You are allocating all the 'q' components to the same size. Consider making the size of that component a type parameter, then it doesn't need to be allocatable.

[spectrum]

# Hmm... my use of the word "rugged" may be wrong... (the correct one is "ragged" ?)

https://en.wikipedia.org/wiki/Jagged_array

[Stefano Zaghi]

Dear Ian, thank you very much for your suggestion.

Currently, I have kept my self far from parametrized derived type because GNU fortran had not a good support for them. In the last releases something should be changed, thus a test is worth to be done.

Ian, is my first example valid Fortran?

My best regards

[Stefano Zaghi]

Dear FortranFan,

Thank you very much for your help.

Cheers

[Stefano Zaghi]

Dear spectrum,

Thank you very much for your insight.

I'll read your stack overflow reference.

Cheers

[Ian Harvey]

No. It violates the constraint against having an allocatable component
to the right of an part reference that is of non-zero rank, that is
discussed elsethread. The associate name `t` has the same rank as the
selector `first%second%third` - it is rank three.
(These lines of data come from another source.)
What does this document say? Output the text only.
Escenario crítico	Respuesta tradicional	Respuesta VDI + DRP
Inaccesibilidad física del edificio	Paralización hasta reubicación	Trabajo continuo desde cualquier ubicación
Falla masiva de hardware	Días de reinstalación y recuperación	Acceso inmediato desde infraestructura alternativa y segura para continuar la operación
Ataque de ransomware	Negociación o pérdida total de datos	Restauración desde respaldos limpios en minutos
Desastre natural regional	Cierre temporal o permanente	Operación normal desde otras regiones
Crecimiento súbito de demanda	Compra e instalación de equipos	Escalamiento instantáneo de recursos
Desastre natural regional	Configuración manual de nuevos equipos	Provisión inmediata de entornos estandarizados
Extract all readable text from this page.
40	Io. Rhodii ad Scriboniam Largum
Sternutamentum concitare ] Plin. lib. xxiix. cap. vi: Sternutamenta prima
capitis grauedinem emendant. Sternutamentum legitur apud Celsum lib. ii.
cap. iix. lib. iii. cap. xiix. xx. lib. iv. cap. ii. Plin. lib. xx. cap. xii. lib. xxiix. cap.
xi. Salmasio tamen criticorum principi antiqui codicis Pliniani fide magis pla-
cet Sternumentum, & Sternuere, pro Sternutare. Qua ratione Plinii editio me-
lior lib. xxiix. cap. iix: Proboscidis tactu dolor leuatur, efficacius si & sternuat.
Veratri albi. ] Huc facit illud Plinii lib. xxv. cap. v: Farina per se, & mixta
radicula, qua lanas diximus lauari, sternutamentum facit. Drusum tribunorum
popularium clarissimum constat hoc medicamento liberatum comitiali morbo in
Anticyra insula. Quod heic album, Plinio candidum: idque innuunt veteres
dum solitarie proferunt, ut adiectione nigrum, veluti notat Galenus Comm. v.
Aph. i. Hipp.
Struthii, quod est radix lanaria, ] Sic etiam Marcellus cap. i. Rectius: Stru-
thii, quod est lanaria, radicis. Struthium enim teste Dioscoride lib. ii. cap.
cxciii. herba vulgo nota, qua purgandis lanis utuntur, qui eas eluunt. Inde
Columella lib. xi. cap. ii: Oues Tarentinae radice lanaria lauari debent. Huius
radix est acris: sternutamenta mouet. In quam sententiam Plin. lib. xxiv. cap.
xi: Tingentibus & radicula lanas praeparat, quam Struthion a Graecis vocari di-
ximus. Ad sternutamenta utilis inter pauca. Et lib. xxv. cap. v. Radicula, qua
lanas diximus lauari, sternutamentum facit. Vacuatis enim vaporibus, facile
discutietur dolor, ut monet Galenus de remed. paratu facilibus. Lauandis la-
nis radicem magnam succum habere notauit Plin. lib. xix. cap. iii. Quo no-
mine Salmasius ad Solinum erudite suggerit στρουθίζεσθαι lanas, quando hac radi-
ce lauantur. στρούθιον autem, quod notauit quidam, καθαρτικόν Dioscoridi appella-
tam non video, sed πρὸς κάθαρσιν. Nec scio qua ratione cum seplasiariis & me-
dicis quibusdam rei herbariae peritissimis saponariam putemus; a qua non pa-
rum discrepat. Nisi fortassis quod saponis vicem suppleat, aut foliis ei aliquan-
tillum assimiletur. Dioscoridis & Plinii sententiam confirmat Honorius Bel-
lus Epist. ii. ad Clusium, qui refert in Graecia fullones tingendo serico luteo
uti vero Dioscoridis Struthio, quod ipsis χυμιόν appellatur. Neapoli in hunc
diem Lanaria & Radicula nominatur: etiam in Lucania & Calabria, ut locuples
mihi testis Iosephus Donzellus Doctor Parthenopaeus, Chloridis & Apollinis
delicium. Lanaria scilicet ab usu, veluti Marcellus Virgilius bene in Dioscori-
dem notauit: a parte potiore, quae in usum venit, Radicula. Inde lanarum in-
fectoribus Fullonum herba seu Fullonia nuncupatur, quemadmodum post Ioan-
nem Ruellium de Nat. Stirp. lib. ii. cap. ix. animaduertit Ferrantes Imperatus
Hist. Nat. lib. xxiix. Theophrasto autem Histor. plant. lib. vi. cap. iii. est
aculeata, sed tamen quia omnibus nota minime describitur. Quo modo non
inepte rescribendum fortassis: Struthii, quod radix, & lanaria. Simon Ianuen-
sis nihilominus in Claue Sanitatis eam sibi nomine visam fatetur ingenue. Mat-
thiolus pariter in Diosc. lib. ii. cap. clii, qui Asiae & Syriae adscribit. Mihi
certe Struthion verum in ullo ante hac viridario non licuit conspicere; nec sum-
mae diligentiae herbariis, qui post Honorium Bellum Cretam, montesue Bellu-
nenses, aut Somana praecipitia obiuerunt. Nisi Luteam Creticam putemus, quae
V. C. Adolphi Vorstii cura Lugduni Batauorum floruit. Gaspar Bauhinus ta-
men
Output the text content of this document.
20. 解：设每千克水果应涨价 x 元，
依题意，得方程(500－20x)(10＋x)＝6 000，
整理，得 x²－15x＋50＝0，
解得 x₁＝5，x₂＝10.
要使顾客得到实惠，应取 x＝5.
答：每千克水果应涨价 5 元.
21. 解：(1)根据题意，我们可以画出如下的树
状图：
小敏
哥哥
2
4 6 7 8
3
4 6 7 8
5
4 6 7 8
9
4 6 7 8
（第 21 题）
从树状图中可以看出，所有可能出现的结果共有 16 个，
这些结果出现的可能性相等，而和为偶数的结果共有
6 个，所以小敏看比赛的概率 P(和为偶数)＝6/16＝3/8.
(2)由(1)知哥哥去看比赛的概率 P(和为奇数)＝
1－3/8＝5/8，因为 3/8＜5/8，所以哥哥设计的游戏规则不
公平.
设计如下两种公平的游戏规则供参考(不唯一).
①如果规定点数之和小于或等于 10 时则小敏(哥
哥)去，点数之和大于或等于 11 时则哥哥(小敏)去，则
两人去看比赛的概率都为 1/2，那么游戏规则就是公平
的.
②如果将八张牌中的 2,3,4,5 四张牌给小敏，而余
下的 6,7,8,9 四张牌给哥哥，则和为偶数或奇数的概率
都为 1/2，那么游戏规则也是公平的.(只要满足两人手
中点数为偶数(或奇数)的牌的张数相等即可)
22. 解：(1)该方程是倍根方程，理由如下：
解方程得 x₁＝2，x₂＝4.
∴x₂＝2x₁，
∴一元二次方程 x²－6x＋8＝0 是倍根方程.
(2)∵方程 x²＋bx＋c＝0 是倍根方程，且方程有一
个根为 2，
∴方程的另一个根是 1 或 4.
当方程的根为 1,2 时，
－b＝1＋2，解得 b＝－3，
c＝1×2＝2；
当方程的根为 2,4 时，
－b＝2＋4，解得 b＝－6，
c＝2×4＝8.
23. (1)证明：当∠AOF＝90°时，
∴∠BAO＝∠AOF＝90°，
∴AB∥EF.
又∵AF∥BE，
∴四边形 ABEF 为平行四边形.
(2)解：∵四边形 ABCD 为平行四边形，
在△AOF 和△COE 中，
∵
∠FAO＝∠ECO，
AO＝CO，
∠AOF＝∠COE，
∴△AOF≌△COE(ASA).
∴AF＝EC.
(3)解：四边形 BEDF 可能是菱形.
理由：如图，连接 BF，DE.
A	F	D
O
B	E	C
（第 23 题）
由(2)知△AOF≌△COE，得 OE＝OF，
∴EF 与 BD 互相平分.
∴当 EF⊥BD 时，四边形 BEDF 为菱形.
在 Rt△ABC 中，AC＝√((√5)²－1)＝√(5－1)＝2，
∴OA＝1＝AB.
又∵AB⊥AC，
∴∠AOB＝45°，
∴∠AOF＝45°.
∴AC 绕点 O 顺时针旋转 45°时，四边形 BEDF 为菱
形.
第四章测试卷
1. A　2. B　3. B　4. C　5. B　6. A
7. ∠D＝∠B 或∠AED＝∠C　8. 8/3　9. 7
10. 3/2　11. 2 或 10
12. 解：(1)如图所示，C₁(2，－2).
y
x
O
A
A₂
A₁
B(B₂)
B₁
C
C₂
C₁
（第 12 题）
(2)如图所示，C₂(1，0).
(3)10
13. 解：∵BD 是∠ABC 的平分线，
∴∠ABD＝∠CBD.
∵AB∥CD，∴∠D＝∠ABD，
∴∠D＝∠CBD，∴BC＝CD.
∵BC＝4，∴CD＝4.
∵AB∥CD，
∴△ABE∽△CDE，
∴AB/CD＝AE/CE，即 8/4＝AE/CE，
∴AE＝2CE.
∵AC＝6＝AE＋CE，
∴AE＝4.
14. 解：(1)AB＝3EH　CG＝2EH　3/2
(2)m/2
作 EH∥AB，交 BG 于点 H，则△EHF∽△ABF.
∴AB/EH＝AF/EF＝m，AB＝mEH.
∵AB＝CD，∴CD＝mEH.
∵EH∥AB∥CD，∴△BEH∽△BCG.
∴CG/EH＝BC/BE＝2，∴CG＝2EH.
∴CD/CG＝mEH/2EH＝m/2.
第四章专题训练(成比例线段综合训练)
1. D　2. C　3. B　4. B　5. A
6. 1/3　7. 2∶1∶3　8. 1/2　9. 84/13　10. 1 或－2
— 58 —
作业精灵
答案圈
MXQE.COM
In the component
reference `t%q(1)`, you then have the allocatable component `q` to the
right of that rank three object.

With length type parameters, the relevant fragments of the code would
look like:

type :: third_object(len)
integer, len :: len
integer :: q(len)
endtype third_object

type :: second_object
type(third_object(:)), allocatable :: third(:,:,:)
endtype second_object
...
allocate(first%second)
allocate(third_object(7) :: first%second%third(-1:5,-2:3,2:6))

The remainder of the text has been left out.